I am today enormously proud of my service in the White House and very grateful to Richard Nixon for making it possible.

H.R. Haldeman, in "The Ends of Power"

SURE, BOB. Who wouldn't be enormously proud of, and grateful for, the opportunity to have wallowed in the squalor of the White House that is described in Mr. Haldeman's book about his life and times with Richard Nixon. Never mind that the former president (by Mr. Haldeman's account) was regularly given to lying disarmingly to his most intimate advisers and closest friends, to wild rages and recklessly irresponsible commands, some of which he couldn't even rightly remember; that he was a deep believer in illegal wiretaps and burglaries; that he was, in short, an almost compulsive felon. Who wouldn't have enjoyed working closely with fun-loving John Ehrlichman, who (according to Mr. Haldeman) was given to calling the president the "Mad Monk" and to spending "hours" on a "long-time" project of sending Henry Kissinger official-looking envelopes stuffed with nude pictures of "various starlets Henry had dated," complete with forged presidential memos containing "bizarre demands for certain types of action." And who, for Heaven's sake, would not want jovial, felonious Chuck Colson for a colleague - the president's "hit man" who "encouraged the dark impulses in Nixon's mind, and acted on those impulses instead of ignoring them."

There is much, much more in this sordid chronicle, and we can't deny that it has a certain fascination - an appeal, that is to say, to morbid curiosity of the sort that impels a passerby to strain for a closer look at the carnage of a very bad auto accident. Some of the material is new, in the sense that Mr. Haldeman is saying things that he had never said before and offering genuinely grisly inside glimpses of the Nixon team that had not been previously reported. And some of it, particularly those sections dealing with foreign policy, even has a ring of authenticity. But such is Mr. Haldeman's record for sustained falsehood - for lying systematically and repeatedly under oath about the very matters on which he now professes to be speaking the truth - that his account of events cries out for some literary equivalent of a Surgeon General's warning. It is not a volume to be left within the reach of small children or the impressionable. It's use by even the most careful historians could be dangerous. For Mr. Haldeman is not believable.

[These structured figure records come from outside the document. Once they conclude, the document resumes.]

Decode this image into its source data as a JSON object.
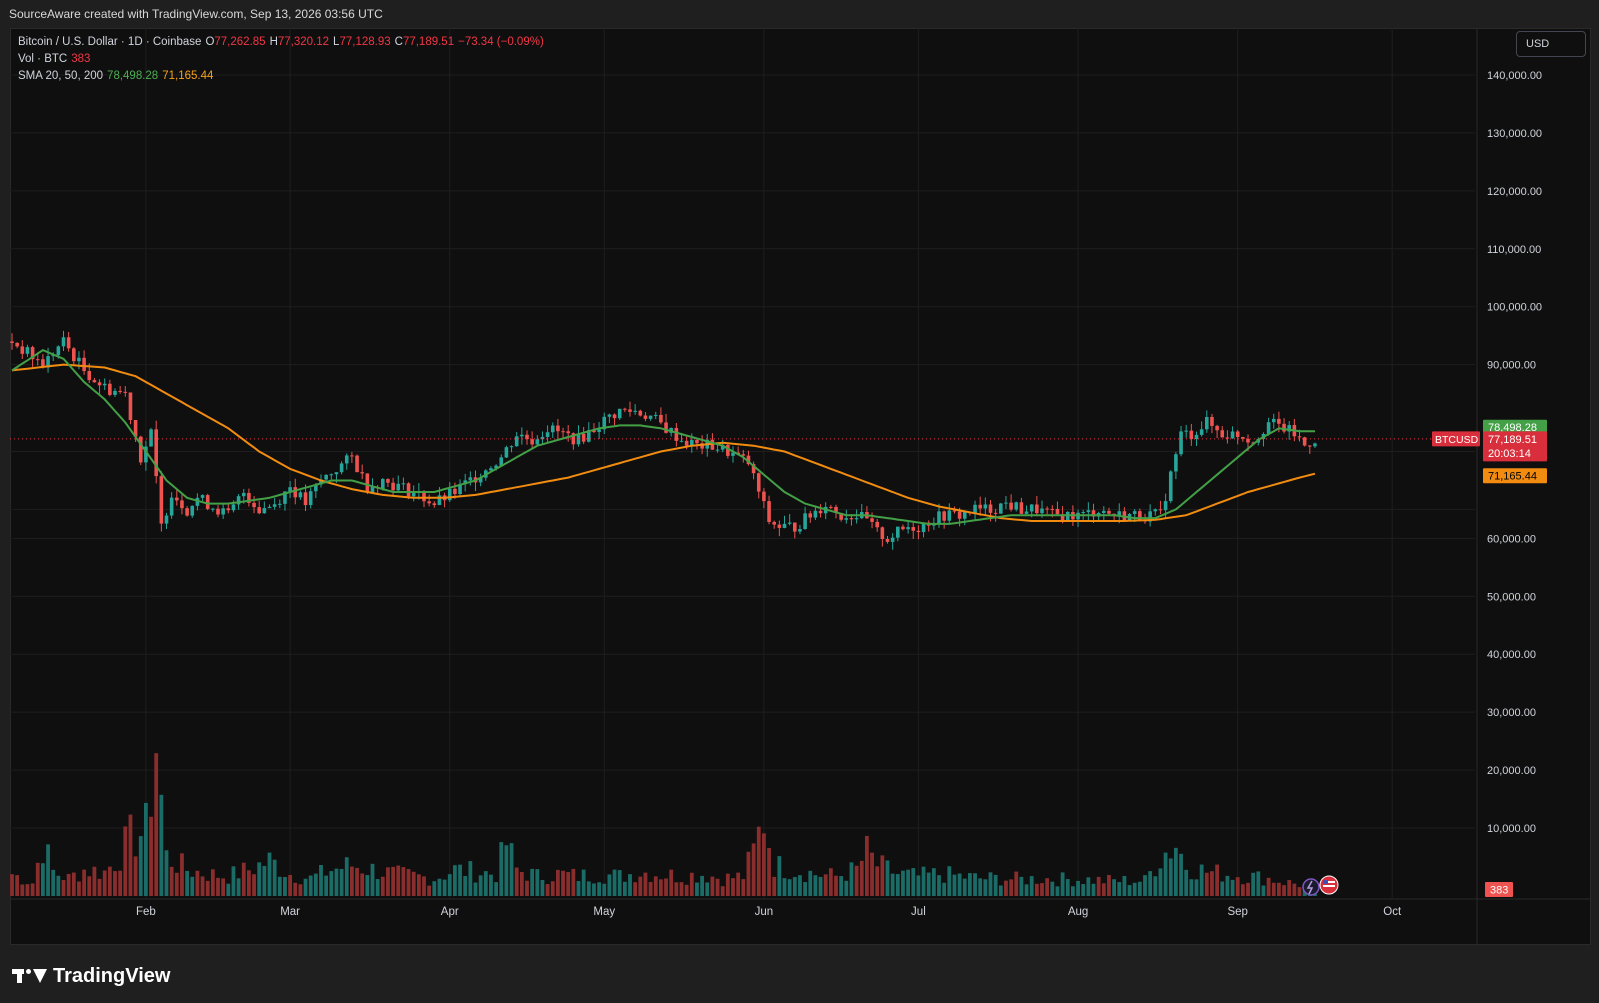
{
  "header": {
    "credit": "SourceAware created with TradingView.com, Sep 13, 2026 03:56 UTC"
  },
  "legend": {
    "symbol": "Bitcoin / U.S. Dollar · 1D · Coinbase",
    "o_label": "O",
    "o_value": "77,262.85",
    "h_label": "H",
    "h_value": "77,320.12",
    "l_label": "L",
    "l_value": "77,128.93",
    "c_label": "C",
    "c_value": "77,189.51",
    "change": "−73.34 (−0.09%)",
    "vol_label": "Vol · BTC",
    "vol_value": "383",
    "sma_label": "SMA 20, 50, 200",
    "sma20_value": "78,498.28",
    "sma50_value": "71,165.44"
  },
  "currency_button": "USD",
  "price_badges": {
    "sma20": "78,498.28",
    "symbol_tag": "BTCUSD",
    "last_price": "77,189.51",
    "countdown": "20:03:14",
    "sma50": "71,165.44",
    "volume": "383"
  },
  "brand": "TradingView",
  "colors": {
    "up": "#26a69a",
    "down": "#ef5350",
    "sma20": "#43a047",
    "sma50": "#f28c10",
    "background": "#0f0f0f",
    "grid": "#1e1e1e"
  },
  "chart_data": {
    "type": "candlestick",
    "symbol": "BTCUSD",
    "interval": "1D",
    "y_axis_labels": [
      "140,000.00",
      "130,000.00",
      "120,000.00",
      "110,000.00",
      "100,000.00",
      "90,000.00",
      "60,000.00",
      "50,000.00",
      "40,000.00",
      "30,000.00",
      "20,000.00",
      "10,000.00"
    ],
    "y_axis_values": [
      140000,
      130000,
      120000,
      110000,
      100000,
      90000,
      60000,
      50000,
      40000,
      30000,
      20000,
      10000
    ],
    "ylim": [
      2000,
      145000
    ],
    "x_axis_labels": [
      "Feb",
      "Mar",
      "Apr",
      "May",
      "Jun",
      "Jul",
      "Aug",
      "Sep",
      "Oct"
    ],
    "x_axis_day_index": [
      26,
      54,
      85,
      115,
      146,
      176,
      207,
      238,
      268
    ],
    "last_price": 77189.51,
    "grid": true,
    "price_segments": [
      [
        0,
        94000
      ],
      [
        6,
        90000
      ],
      [
        10,
        94000
      ],
      [
        14,
        89000
      ],
      [
        18,
        86000
      ],
      [
        22,
        85000
      ],
      [
        25,
        74000
      ],
      [
        27,
        78000
      ],
      [
        29,
        62000
      ],
      [
        31,
        68000
      ],
      [
        34,
        65000
      ],
      [
        36,
        67000
      ],
      [
        38,
        66000
      ],
      [
        42,
        64000
      ],
      [
        45,
        68000
      ],
      [
        48,
        65000
      ],
      [
        51,
        66000
      ],
      [
        54,
        69000
      ],
      [
        57,
        66000
      ],
      [
        60,
        70000
      ],
      [
        63,
        72000
      ],
      [
        66,
        74000
      ],
      [
        69,
        69000
      ],
      [
        72,
        70000
      ],
      [
        75,
        69000
      ],
      [
        78,
        68000
      ],
      [
        82,
        66000
      ],
      [
        86,
        68000
      ],
      [
        89,
        70000
      ],
      [
        92,
        72000
      ],
      [
        95,
        74000
      ],
      [
        98,
        78000
      ],
      [
        101,
        77000
      ],
      [
        104,
        79000
      ],
      [
        107,
        78000
      ],
      [
        110,
        77000
      ],
      [
        113,
        79000
      ],
      [
        116,
        81000
      ],
      [
        118,
        82000
      ],
      [
        121,
        82000
      ],
      [
        124,
        81000
      ],
      [
        127,
        79000
      ],
      [
        130,
        77000
      ],
      [
        133,
        76000
      ],
      [
        136,
        76000
      ],
      [
        139,
        75000
      ],
      [
        141,
        74000
      ],
      [
        143,
        73000
      ],
      [
        145,
        68000
      ],
      [
        147,
        63000
      ],
      [
        149,
        62000
      ],
      [
        152,
        62000
      ],
      [
        155,
        64000
      ],
      [
        158,
        66000
      ],
      [
        161,
        64000
      ],
      [
        164,
        64000
      ],
      [
        166,
        63000
      ],
      [
        168,
        61000
      ],
      [
        170,
        60000
      ],
      [
        172,
        61000
      ],
      [
        174,
        62000
      ],
      [
        176,
        62000
      ],
      [
        178,
        63000
      ],
      [
        181,
        64000
      ],
      [
        184,
        64000
      ],
      [
        187,
        65000
      ],
      [
        190,
        65000
      ],
      [
        193,
        66000
      ],
      [
        196,
        65000
      ],
      [
        199,
        65000
      ],
      [
        202,
        64000
      ],
      [
        205,
        64000
      ],
      [
        208,
        64000
      ],
      [
        211,
        65000
      ],
      [
        214,
        64000
      ],
      [
        217,
        64000
      ],
      [
        219,
        64000
      ],
      [
        221,
        64000
      ],
      [
        223,
        64000
      ],
      [
        225,
        71000
      ],
      [
        227,
        78000
      ],
      [
        229,
        78000
      ],
      [
        232,
        80000
      ],
      [
        235,
        78000
      ],
      [
        238,
        78000
      ],
      [
        241,
        77000
      ],
      [
        244,
        80000
      ],
      [
        247,
        79000
      ],
      [
        249,
        78000
      ],
      [
        251,
        76000
      ],
      [
        253,
        77200
      ]
    ],
    "sma20_series": [
      [
        0,
        89000
      ],
      [
        6,
        92500
      ],
      [
        10,
        91000
      ],
      [
        14,
        87000
      ],
      [
        18,
        84000
      ],
      [
        22,
        80000
      ],
      [
        26,
        75000
      ],
      [
        30,
        70000
      ],
      [
        34,
        67000
      ],
      [
        38,
        66000
      ],
      [
        42,
        66000
      ],
      [
        46,
        66500
      ],
      [
        50,
        67000
      ],
      [
        54,
        68000
      ],
      [
        58,
        69000
      ],
      [
        62,
        70000
      ],
      [
        66,
        70000
      ],
      [
        70,
        69000
      ],
      [
        74,
        68000
      ],
      [
        78,
        68000
      ],
      [
        82,
        68000
      ],
      [
        86,
        69000
      ],
      [
        90,
        70000
      ],
      [
        94,
        72000
      ],
      [
        98,
        74000
      ],
      [
        102,
        76000
      ],
      [
        106,
        77000
      ],
      [
        110,
        78000
      ],
      [
        114,
        79000
      ],
      [
        118,
        79500
      ],
      [
        122,
        79500
      ],
      [
        126,
        79000
      ],
      [
        130,
        78000
      ],
      [
        134,
        77000
      ],
      [
        138,
        76000
      ],
      [
        142,
        74000
      ],
      [
        146,
        71000
      ],
      [
        150,
        68000
      ],
      [
        154,
        66000
      ],
      [
        158,
        65000
      ],
      [
        162,
        64000
      ],
      [
        166,
        64000
      ],
      [
        170,
        63500
      ],
      [
        174,
        63000
      ],
      [
        178,
        62500
      ],
      [
        182,
        62500
      ],
      [
        186,
        63000
      ],
      [
        190,
        63500
      ],
      [
        194,
        64000
      ],
      [
        198,
        64000
      ],
      [
        202,
        64000
      ],
      [
        206,
        64000
      ],
      [
        210,
        64000
      ],
      [
        214,
        64000
      ],
      [
        218,
        63500
      ],
      [
        222,
        63500
      ],
      [
        226,
        65000
      ],
      [
        230,
        68000
      ],
      [
        234,
        71000
      ],
      [
        238,
        74000
      ],
      [
        242,
        77000
      ],
      [
        246,
        79000
      ],
      [
        250,
        78500
      ],
      [
        253,
        78500
      ]
    ],
    "sma50_series": [
      [
        0,
        89000
      ],
      [
        10,
        90000
      ],
      [
        18,
        89500
      ],
      [
        24,
        88000
      ],
      [
        30,
        85000
      ],
      [
        36,
        82000
      ],
      [
        42,
        79000
      ],
      [
        48,
        75000
      ],
      [
        54,
        72000
      ],
      [
        60,
        70000
      ],
      [
        66,
        68500
      ],
      [
        72,
        67500
      ],
      [
        78,
        67000
      ],
      [
        84,
        67000
      ],
      [
        90,
        67500
      ],
      [
        96,
        68500
      ],
      [
        102,
        69500
      ],
      [
        108,
        70500
      ],
      [
        114,
        72000
      ],
      [
        120,
        73500
      ],
      [
        126,
        75000
      ],
      [
        132,
        76000
      ],
      [
        138,
        76500
      ],
      [
        144,
        76000
      ],
      [
        150,
        75000
      ],
      [
        156,
        73000
      ],
      [
        162,
        71000
      ],
      [
        168,
        69000
      ],
      [
        174,
        67000
      ],
      [
        180,
        65500
      ],
      [
        186,
        64500
      ],
      [
        192,
        63500
      ],
      [
        198,
        63000
      ],
      [
        204,
        63000
      ],
      [
        210,
        63000
      ],
      [
        216,
        63000
      ],
      [
        222,
        63200
      ],
      [
        228,
        64000
      ],
      [
        234,
        66000
      ],
      [
        240,
        68000
      ],
      [
        246,
        69500
      ],
      [
        250,
        70500
      ],
      [
        253,
        71165
      ]
    ],
    "volume_segments": [
      [
        0,
        5000
      ],
      [
        4,
        3000
      ],
      [
        6,
        12000
      ],
      [
        8,
        5500
      ],
      [
        11,
        4000
      ],
      [
        14,
        6000
      ],
      [
        18,
        5500
      ],
      [
        20,
        8000
      ],
      [
        23,
        13000
      ],
      [
        26,
        15000
      ],
      [
        28,
        35000
      ],
      [
        30,
        9000
      ],
      [
        34,
        6000
      ],
      [
        38,
        5000
      ],
      [
        42,
        4500
      ],
      [
        46,
        6000
      ],
      [
        50,
        8000
      ],
      [
        54,
        5000
      ],
      [
        58,
        4000
      ],
      [
        62,
        6000
      ],
      [
        66,
        7000
      ],
      [
        70,
        6000
      ],
      [
        74,
        5000
      ],
      [
        78,
        4500
      ],
      [
        82,
        4000
      ],
      [
        86,
        6000
      ],
      [
        90,
        5500
      ],
      [
        94,
        5000
      ],
      [
        96,
        12000
      ],
      [
        98,
        6000
      ],
      [
        102,
        4500
      ],
      [
        106,
        5000
      ],
      [
        110,
        4500
      ],
      [
        114,
        5000
      ],
      [
        118,
        4500
      ],
      [
        122,
        5500
      ],
      [
        126,
        5000
      ],
      [
        130,
        4500
      ],
      [
        134,
        5000
      ],
      [
        138,
        4000
      ],
      [
        142,
        4500
      ],
      [
        144,
        10000
      ],
      [
        146,
        18000
      ],
      [
        148,
        7000
      ],
      [
        152,
        6000
      ],
      [
        156,
        5000
      ],
      [
        160,
        4500
      ],
      [
        164,
        6000
      ],
      [
        166,
        10000
      ],
      [
        168,
        7000
      ],
      [
        172,
        5000
      ],
      [
        176,
        4500
      ],
      [
        180,
        5000
      ],
      [
        184,
        4500
      ],
      [
        188,
        4000
      ],
      [
        192,
        4000
      ],
      [
        196,
        3800
      ],
      [
        200,
        4000
      ],
      [
        204,
        3800
      ],
      [
        208,
        3800
      ],
      [
        212,
        3500
      ],
      [
        216,
        3500
      ],
      [
        220,
        3500
      ],
      [
        223,
        9000
      ],
      [
        226,
        12000
      ],
      [
        228,
        7000
      ],
      [
        232,
        5500
      ],
      [
        236,
        5000
      ],
      [
        240,
        4500
      ],
      [
        244,
        4000
      ],
      [
        248,
        3000
      ],
      [
        251,
        2500
      ],
      [
        253,
        383
      ]
    ]
  }
}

It isn't that he may not, at times, be speaking truthfully. Here and there along the way, he may be. The point is that there's no way of telling. By his own publisher's account, he had originally intended to write a book about Mr. Nixon's positive achievements in office, while continuing to "stonewall" Watergate. Then he tuned into Mr. Nixon and David Frost and the book became his answer to the lies he thought his former chief had told about him. It is long on intriguing supposition, theory and speculation, and way short on persuasive evidence or hard facts. Even its most titillating passage, which has to do with what may have been on the infamous 18 1/2-minute gap in the Nixon tapes, is so carefully hedged, as a "reconstruction" of the way the conversation "might" have gone, that it is valueless as hard evidence. And with good reason: Under oath, Mr. Haldeman told quite a different story - he couldn't for the life of him remember what in the world might have been scrubbed from that tape - or what might have scrubbed it. But money, as they say, talks. Now he tells us that he had always believed in a theory, entirely unsubstantiated, that Mr. Nixon did the scrubbing, or tried to, and botched the job. Still later he concluded that maybe Rose Mary Woods did it. Or somebody. "I'm confused," he says, which is another way of saying that, for money, so long as you're not really trying to prove anything, you can say almost any wild and unsubstantiated thing you want.